The answer, says Magley, lies within the power of an organization.
"The leaders of organizations have the power to minimize these difficulties by fostering respectful and fair climates and enforcing protective policies," she says.
"One of the interesting things that came out of my dissertation was that the coping mechanisms women used didn't seem to alter the outcome. "You'd like to think that if you asserted yourself, the harassment would stop and that you could move on, but that doesn't seem to be the case. Regardless of the coping, the experiences appear to impact people negatively. That's disturbing."
In general, her ongoing research has disclosed that victims of sexual harassment subsequently endure a series of negative events, such as health-related complaints, increased levels of anxiety, decreased satisfaction with life in general, and a desire to quit their jobs.
"One of the specific areas of research I'm especially proud of looks at how women label their experiences," says Magley.
The co-authored study, "Outcomes of Self-Labeling Sexual Harassment," was published in 1999 in the Journal of Applied Psychology.
"We proposed in the study that the issue of why it is that women who report such experiences generally do not indicate that they've been sexually harassed is an important psychological question, and may provide a path through the nested meanings of workplace harassment," says Magley.
The research involved data from female employees in three diverse organizations and demonstrated that women exposed to such behaviors report similar consequences, whether or not they've labeled their experiences as harassment.
"This pattern of results appears to debunk the 'whiner hypothesis' - that what is discussed as sexual harassment represents women whining about everyday events of little consequence," says Magley.
During the fall semester, Magley taught a graduate level course on methodology in sexual harassment research; this semester she will teach introductory psychology to under-graduates.
Her interest in psychology was sparked in high school, and she went to college thinking of pursuing either psychology or engineering.
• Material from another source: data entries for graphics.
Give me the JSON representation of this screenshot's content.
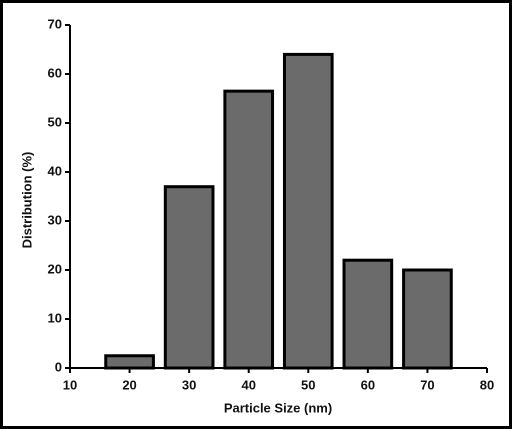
{
  "chart_data": {
    "type": "bar",
    "x": [
      20,
      30,
      40,
      50,
      60,
      70
    ],
    "values": [
      2.5,
      37,
      56.5,
      64,
      22,
      20
    ],
    "color": "#6b6b6b",
    "xlabel": "Particle Size (nm)",
    "ylabel": "Distribution (%)",
    "xlim": [
      10,
      80
    ],
    "xticks": [
      10,
      20,
      30,
      40,
      50,
      60,
      70,
      80
    ],
    "ylim": [
      0,
      70
    ],
    "yticks": [
      0,
      10,
      20,
      30,
      40,
      50,
      60,
      70
    ],
    "grid": false
  }
}
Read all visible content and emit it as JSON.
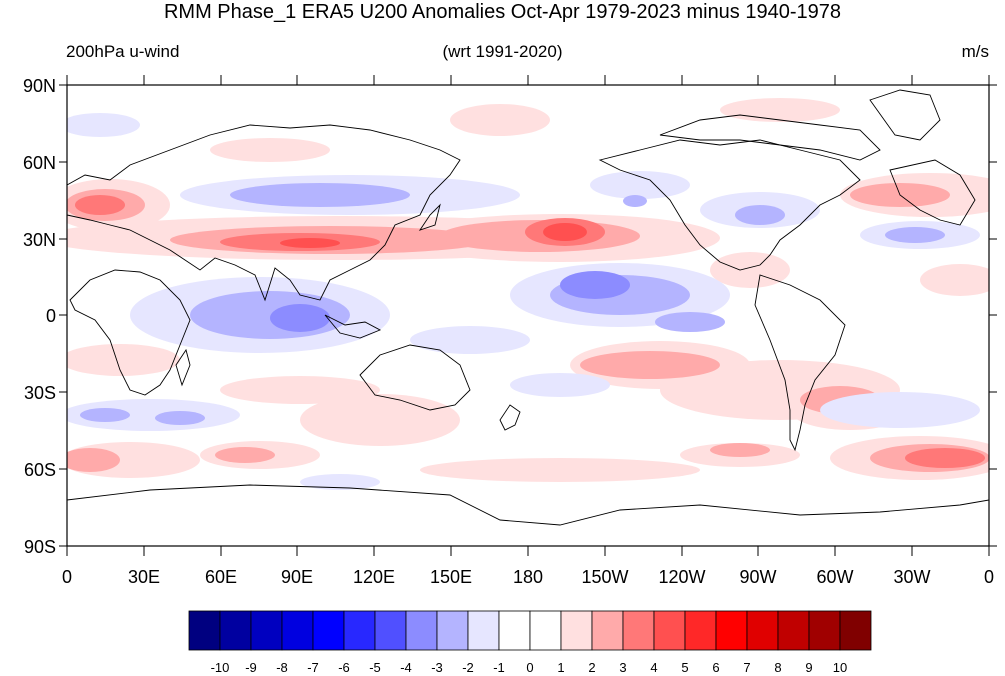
{
  "title": "RMM Phase_1 ERA5 U200 Anomalies Oct-Apr 1979-2023 minus 1940-1978",
  "subtitle_left": "200hPa u-wind",
  "subtitle_center": "(wrt 1991-2020)",
  "subtitle_right": "m/s",
  "lat_labels": [
    "90N",
    "60N",
    "30N",
    "0",
    "30S",
    "60S",
    "90S"
  ],
  "lon_labels": [
    "0",
    "30E",
    "60E",
    "90E",
    "120E",
    "150E",
    "180",
    "150W",
    "120W",
    "90W",
    "60W",
    "30W",
    "0"
  ],
  "colorbar": {
    "labels": [
      "-10",
      "-9",
      "-8",
      "-7",
      "-6",
      "-5",
      "-4",
      "-3",
      "-2",
      "-1",
      "0",
      "1",
      "2",
      "3",
      "4",
      "5",
      "6",
      "7",
      "8",
      "9",
      "10"
    ],
    "colors": [
      "#000080",
      "#0000a0",
      "#0000c0",
      "#0000e0",
      "#0000ff",
      "#2828ff",
      "#5050ff",
      "#8c8cff",
      "#b4b4ff",
      "#e6e6ff",
      "#ffffff",
      "#ffffff",
      "#ffe0e0",
      "#ffaaaa",
      "#ff7878",
      "#ff5050",
      "#ff2828",
      "#ff0000",
      "#e00000",
      "#c00000",
      "#a00000",
      "#800000"
    ]
  }
}
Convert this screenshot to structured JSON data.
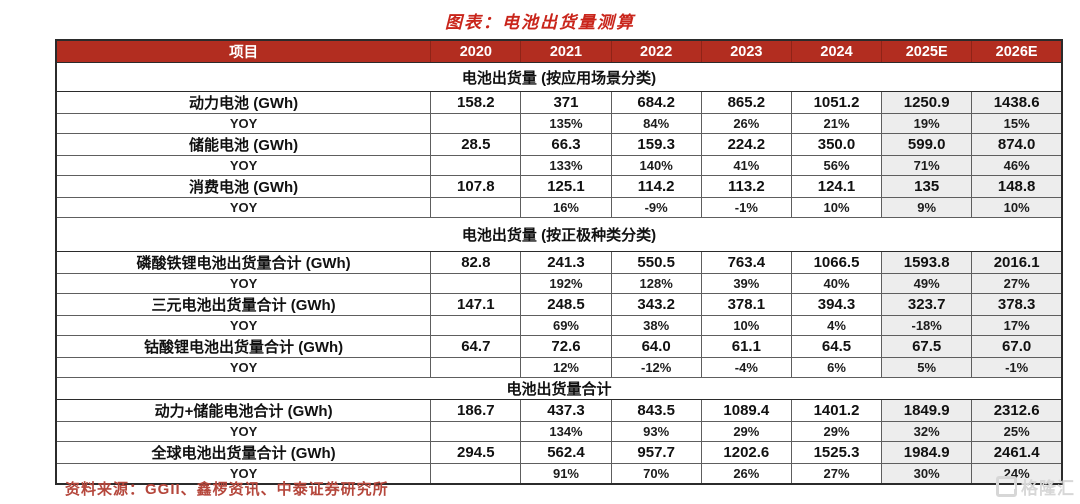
{
  "title": "图表：电池出货量测算",
  "colors": {
    "header-bg": "#B22D20",
    "header-sep": "#8F2317",
    "title-red": "#C9251B",
    "footer-red": "#B5473C",
    "est-bg": "#EDEDED",
    "grid": "#5E5E5E",
    "grid-dark": "#2B2B2B",
    "watermark": "#D7D7D7"
  },
  "table": {
    "columns": [
      "项目",
      "2020",
      "2021",
      "2022",
      "2023",
      "2024",
      "2025E",
      "2026E"
    ],
    "estimate_columns": [
      "2025E",
      "2026E"
    ],
    "sections": [
      {
        "header": "电池出货量 (按应用场景分类)",
        "rows": [
          {
            "label": "动力电池 (GWh)",
            "values": [
              "158.2",
              "371",
              "684.2",
              "865.2",
              "1051.2",
              "1250.9",
              "1438.6"
            ]
          },
          {
            "label": "YOY",
            "values": [
              "",
              "135%",
              "84%",
              "26%",
              "21%",
              "19%",
              "15%"
            ]
          },
          {
            "label": "储能电池 (GWh)",
            "values": [
              "28.5",
              "66.3",
              "159.3",
              "224.2",
              "350.0",
              "599.0",
              "874.0"
            ]
          },
          {
            "label": "YOY",
            "values": [
              "",
              "133%",
              "140%",
              "41%",
              "56%",
              "71%",
              "46%"
            ]
          },
          {
            "label": "消费电池 (GWh)",
            "values": [
              "107.8",
              "125.1",
              "114.2",
              "113.2",
              "124.1",
              "135",
              "148.8"
            ]
          },
          {
            "label": "YOY",
            "values": [
              "",
              "16%",
              "-9%",
              "-1%",
              "10%",
              "9%",
              "10%"
            ]
          }
        ]
      },
      {
        "header": "电池出货量 (按正极种类分类)",
        "rows": [
          {
            "label": "磷酸铁锂电池出货量合计 (GWh)",
            "values": [
              "82.8",
              "241.3",
              "550.5",
              "763.4",
              "1066.5",
              "1593.8",
              "2016.1"
            ]
          },
          {
            "label": "YOY",
            "values": [
              "",
              "192%",
              "128%",
              "39%",
              "40%",
              "49%",
              "27%"
            ]
          },
          {
            "label": "三元电池出货量合计 (GWh)",
            "values": [
              "147.1",
              "248.5",
              "343.2",
              "378.1",
              "394.3",
              "323.7",
              "378.3"
            ]
          },
          {
            "label": "YOY",
            "values": [
              "",
              "69%",
              "38%",
              "10%",
              "4%",
              "-18%",
              "17%"
            ]
          },
          {
            "label": "钴酸锂电池出货量合计 (GWh)",
            "values": [
              "64.7",
              "72.6",
              "64.0",
              "61.1",
              "64.5",
              "67.5",
              "67.0"
            ]
          },
          {
            "label": "YOY",
            "values": [
              "",
              "12%",
              "-12%",
              "-4%",
              "6%",
              "5%",
              "-1%"
            ]
          }
        ]
      },
      {
        "header": "电池出货量合计",
        "rows": [
          {
            "label": "动力+储能电池合计 (GWh)",
            "values": [
              "186.7",
              "437.3",
              "843.5",
              "1089.4",
              "1401.2",
              "1849.9",
              "2312.6"
            ]
          },
          {
            "label": "YOY",
            "values": [
              "",
              "134%",
              "93%",
              "29%",
              "29%",
              "32%",
              "25%"
            ]
          },
          {
            "label": "全球电池出货量合计 (GWh)",
            "values": [
              "294.5",
              "562.4",
              "957.7",
              "1202.6",
              "1525.3",
              "1984.9",
              "2461.4"
            ]
          },
          {
            "label": "YOY",
            "values": [
              "",
              "91%",
              "70%",
              "26%",
              "27%",
              "30%",
              "24%"
            ]
          }
        ]
      }
    ]
  },
  "footer": {
    "source": "资料来源：GGII、鑫椤资讯、中泰证券研究所"
  },
  "watermark": {
    "logo_icon": "gelonghui-logo",
    "text": "格隆汇"
  }
}
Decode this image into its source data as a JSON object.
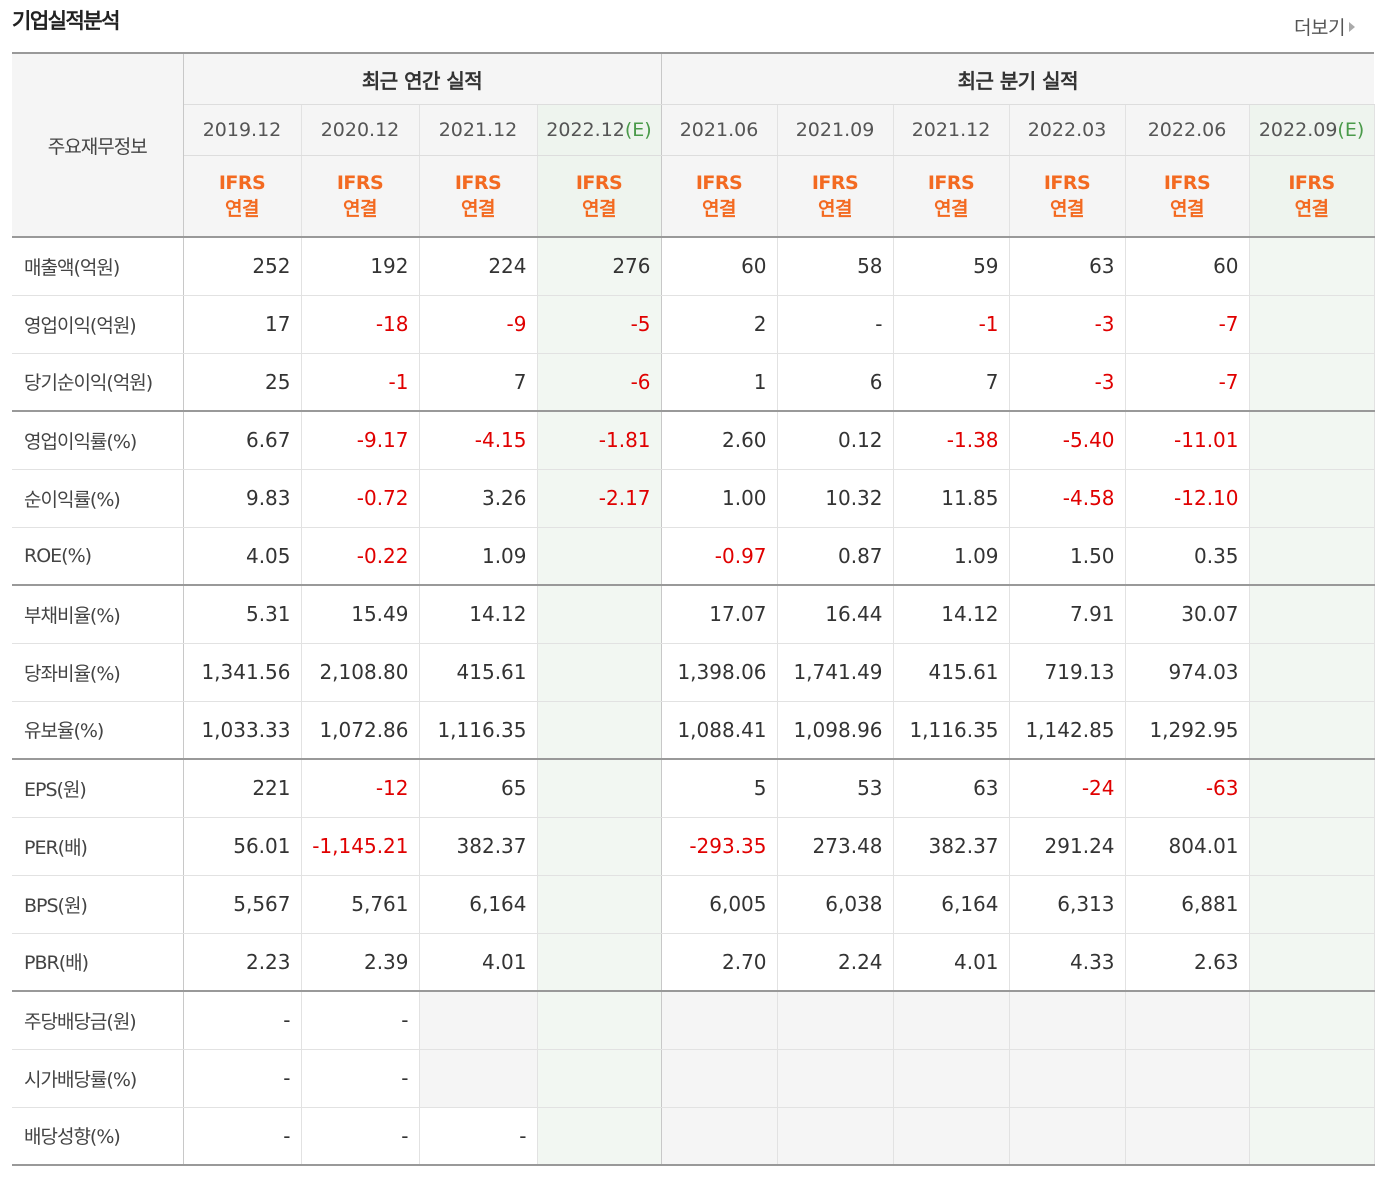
{
  "title": "기업실적분석",
  "more_label": "더보기",
  "header": {
    "row_label": "주요재무정보",
    "annual_label": "최근 연간 실적",
    "quarterly_label": "최근 분기 실적",
    "annual_periods": [
      {
        "date": "2019.12",
        "est": ""
      },
      {
        "date": "2020.12",
        "est": ""
      },
      {
        "date": "2021.12",
        "est": ""
      },
      {
        "date": "2022.12",
        "est": "(E)"
      }
    ],
    "quarterly_periods": [
      {
        "date": "2021.06",
        "est": ""
      },
      {
        "date": "2021.09",
        "est": ""
      },
      {
        "date": "2021.12",
        "est": ""
      },
      {
        "date": "2022.03",
        "est": ""
      },
      {
        "date": "2022.06",
        "est": ""
      },
      {
        "date": "2022.09",
        "est": "(E)"
      }
    ],
    "ifrs_line1": "IFRS",
    "ifrs_line2": "연결"
  },
  "rows": [
    {
      "label": "매출액(억원)",
      "values": [
        "252",
        "192",
        "224",
        "276",
        "60",
        "58",
        "59",
        "63",
        "60",
        ""
      ]
    },
    {
      "label": "영업이익(억원)",
      "values": [
        "17",
        "-18",
        "-9",
        "-5",
        "2",
        "-",
        "-1",
        "-3",
        "-7",
        ""
      ]
    },
    {
      "label": "당기순이익(억원)",
      "values": [
        "25",
        "-1",
        "7",
        "-6",
        "1",
        "6",
        "7",
        "-3",
        "-7",
        ""
      ]
    },
    {
      "label": "영업이익률(%)",
      "values": [
        "6.67",
        "-9.17",
        "-4.15",
        "-1.81",
        "2.60",
        "0.12",
        "-1.38",
        "-5.40",
        "-11.01",
        ""
      ]
    },
    {
      "label": "순이익률(%)",
      "values": [
        "9.83",
        "-0.72",
        "3.26",
        "-2.17",
        "1.00",
        "10.32",
        "11.85",
        "-4.58",
        "-12.10",
        ""
      ]
    },
    {
      "label": "ROE(%)",
      "values": [
        "4.05",
        "-0.22",
        "1.09",
        "",
        "-0.97",
        "0.87",
        "1.09",
        "1.50",
        "0.35",
        ""
      ]
    },
    {
      "label": "부채비율(%)",
      "values": [
        "5.31",
        "15.49",
        "14.12",
        "",
        "17.07",
        "16.44",
        "14.12",
        "7.91",
        "30.07",
        ""
      ]
    },
    {
      "label": "당좌비율(%)",
      "values": [
        "1,341.56",
        "2,108.80",
        "415.61",
        "",
        "1,398.06",
        "1,741.49",
        "415.61",
        "719.13",
        "974.03",
        ""
      ]
    },
    {
      "label": "유보율(%)",
      "values": [
        "1,033.33",
        "1,072.86",
        "1,116.35",
        "",
        "1,088.41",
        "1,098.96",
        "1,116.35",
        "1,142.85",
        "1,292.95",
        ""
      ]
    },
    {
      "label": "EPS(원)",
      "values": [
        "221",
        "-12",
        "65",
        "",
        "5",
        "53",
        "63",
        "-24",
        "-63",
        ""
      ]
    },
    {
      "label": "PER(배)",
      "values": [
        "56.01",
        "-1,145.21",
        "382.37",
        "",
        "-293.35",
        "273.48",
        "382.37",
        "291.24",
        "804.01",
        ""
      ]
    },
    {
      "label": "BPS(원)",
      "values": [
        "5,567",
        "5,761",
        "6,164",
        "",
        "6,005",
        "6,038",
        "6,164",
        "6,313",
        "6,881",
        ""
      ]
    },
    {
      "label": "PBR(배)",
      "values": [
        "2.23",
        "2.39",
        "4.01",
        "",
        "2.70",
        "2.24",
        "4.01",
        "4.33",
        "2.63",
        ""
      ]
    },
    {
      "label": "주당배당금(원)",
      "values": [
        "-",
        "-",
        "",
        "",
        "",
        "",
        "",
        "",
        "",
        ""
      ]
    },
    {
      "label": "시가배당률(%)",
      "values": [
        "-",
        "-",
        "",
        "",
        "",
        "",
        "",
        "",
        "",
        ""
      ]
    },
    {
      "label": "배당성향(%)",
      "values": [
        "-",
        "-",
        "-",
        "",
        "",
        "",
        "",
        "",
        "",
        ""
      ]
    }
  ],
  "group_ends": [
    2,
    5,
    8,
    12
  ],
  "empty_cells": [
    [
      13,
      2
    ],
    [
      13,
      4
    ],
    [
      13,
      5
    ],
    [
      13,
      6
    ],
    [
      13,
      7
    ],
    [
      13,
      8
    ],
    [
      14,
      2
    ],
    [
      14,
      4
    ],
    [
      14,
      5
    ],
    [
      14,
      6
    ],
    [
      14,
      7
    ],
    [
      14,
      8
    ],
    [
      15,
      4
    ],
    [
      15,
      5
    ],
    [
      15,
      6
    ],
    [
      15,
      7
    ],
    [
      15,
      8
    ]
  ],
  "colors": {
    "negative": "#e00000",
    "ifrs": "#f36a21",
    "estimate": "#4a9a4a",
    "header_bg": "#f5f5f5",
    "estimate_bg": "#f2f7f2"
  }
}
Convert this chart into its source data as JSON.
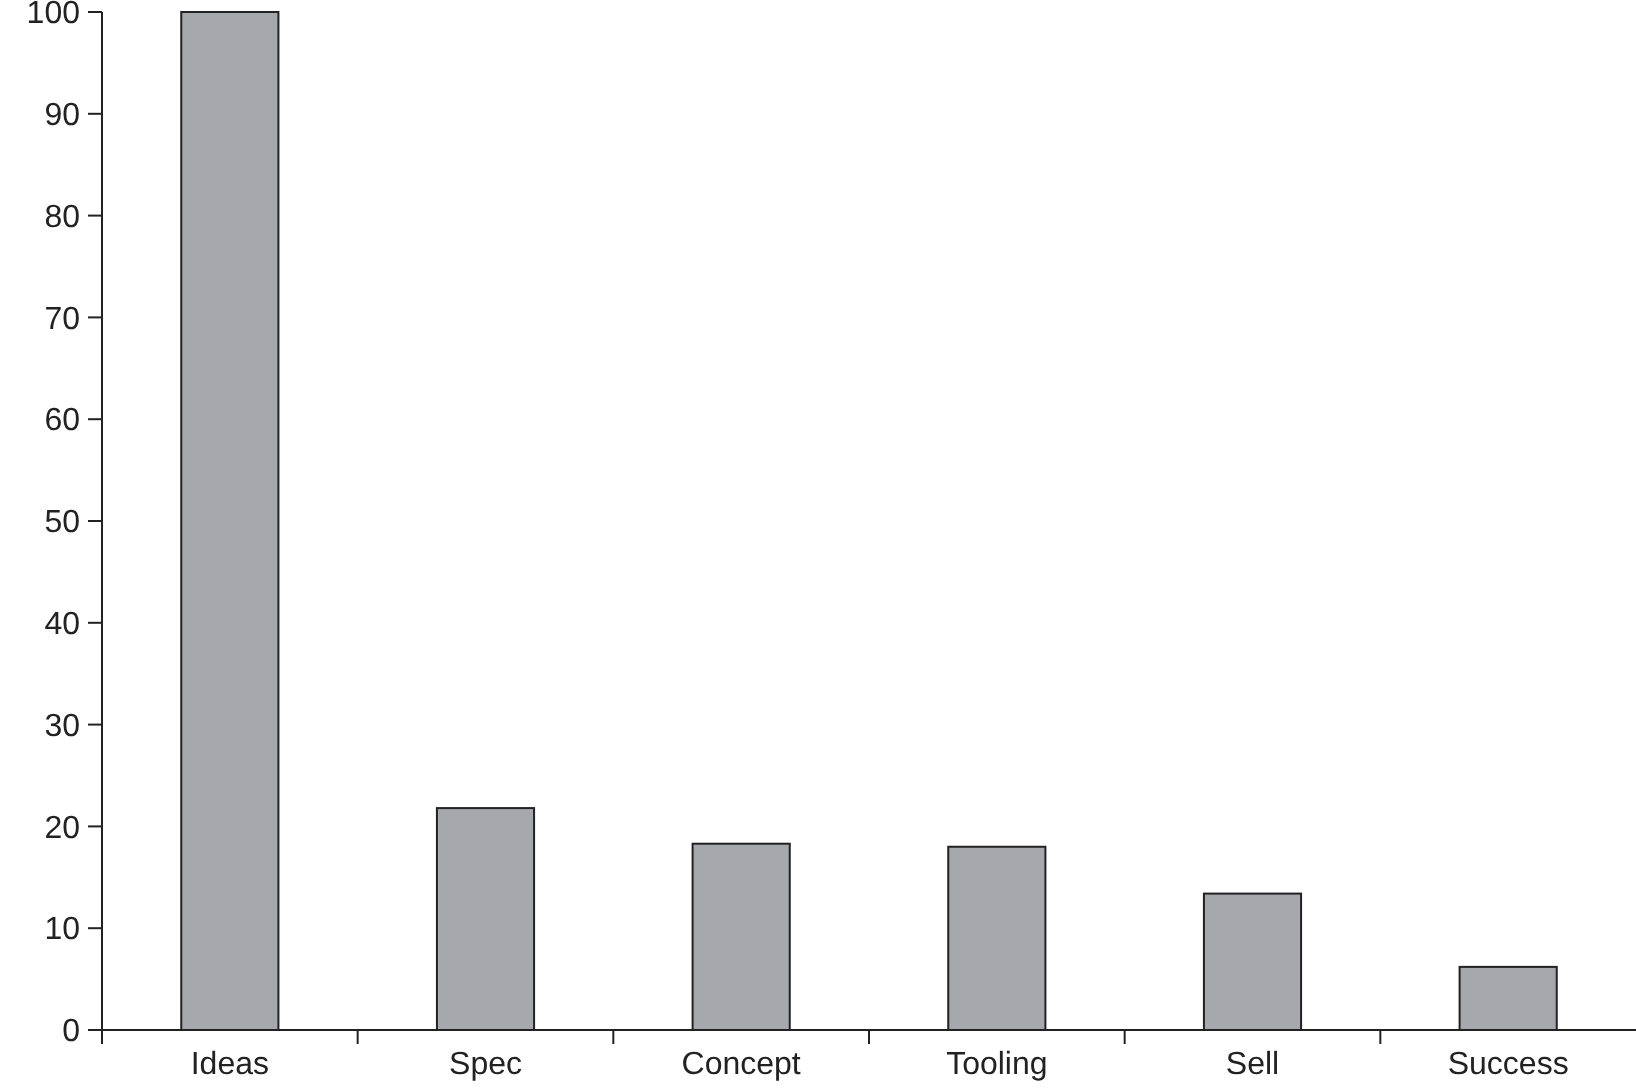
{
  "chart_data": {
    "type": "bar",
    "categories": [
      "Ideas",
      "Spec",
      "Concept",
      "Tooling",
      "Sell",
      "Success"
    ],
    "values": [
      100,
      21.8,
      18.3,
      18.0,
      13.4,
      6.2
    ],
    "color": "#a7a8ac",
    "ylim": [
      0,
      100
    ],
    "yticks": [
      0,
      10,
      20,
      30,
      40,
      50,
      60,
      70,
      80,
      90,
      100
    ],
    "grid": false
  }
}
That led her into industrial engineering, and then to industrial psychology, looking at workplace processes in different ways. She says she enjoys the scientific approach of psychology and its strong quantitative component.
Prior to UConn, Magley was an assistant professor of psychology at DePaul University. She earned a Ph.D. in social and organizational psychology and a master's degree in social psychology from the University of Illinois, and a B.A. in psychology from Purdue University.
She has served as a social science consultant to municipalities, financial organizations, universities, and the U.S. Eighth Circuit Federal Court, where she conducted studies of the impact of gender on the federal judicial system.
Magley has authored or co-authored 16 journal articles and book chapters, has two manuscripts under review, and 14 manuscripts in preparation. She's presented some 50 papers at national meetings such as the Society for Industrial and Organizational Psychology, the American
Psychological Society, and the International Coalition Against Sexual Harassment.
Since 1991, when she won the Senior in Psychology Student Award, Magley has been the recipient of more than a dozen professional awards and grants.
Charles "Skip" Lowe, professor and head of the psychology department, says Magley is a top-notch researcher and teacher.
"Her research into workplace issues is absolutely outstanding, because it combines good science with good applications," he says.
This semester, Lowe and Magley will jointly teach an introductory psychology course.
Says Lowe, "I put our very best teachers into the introductory class, because if students are only going to take one or two psychology courses, I want them to hear from the best."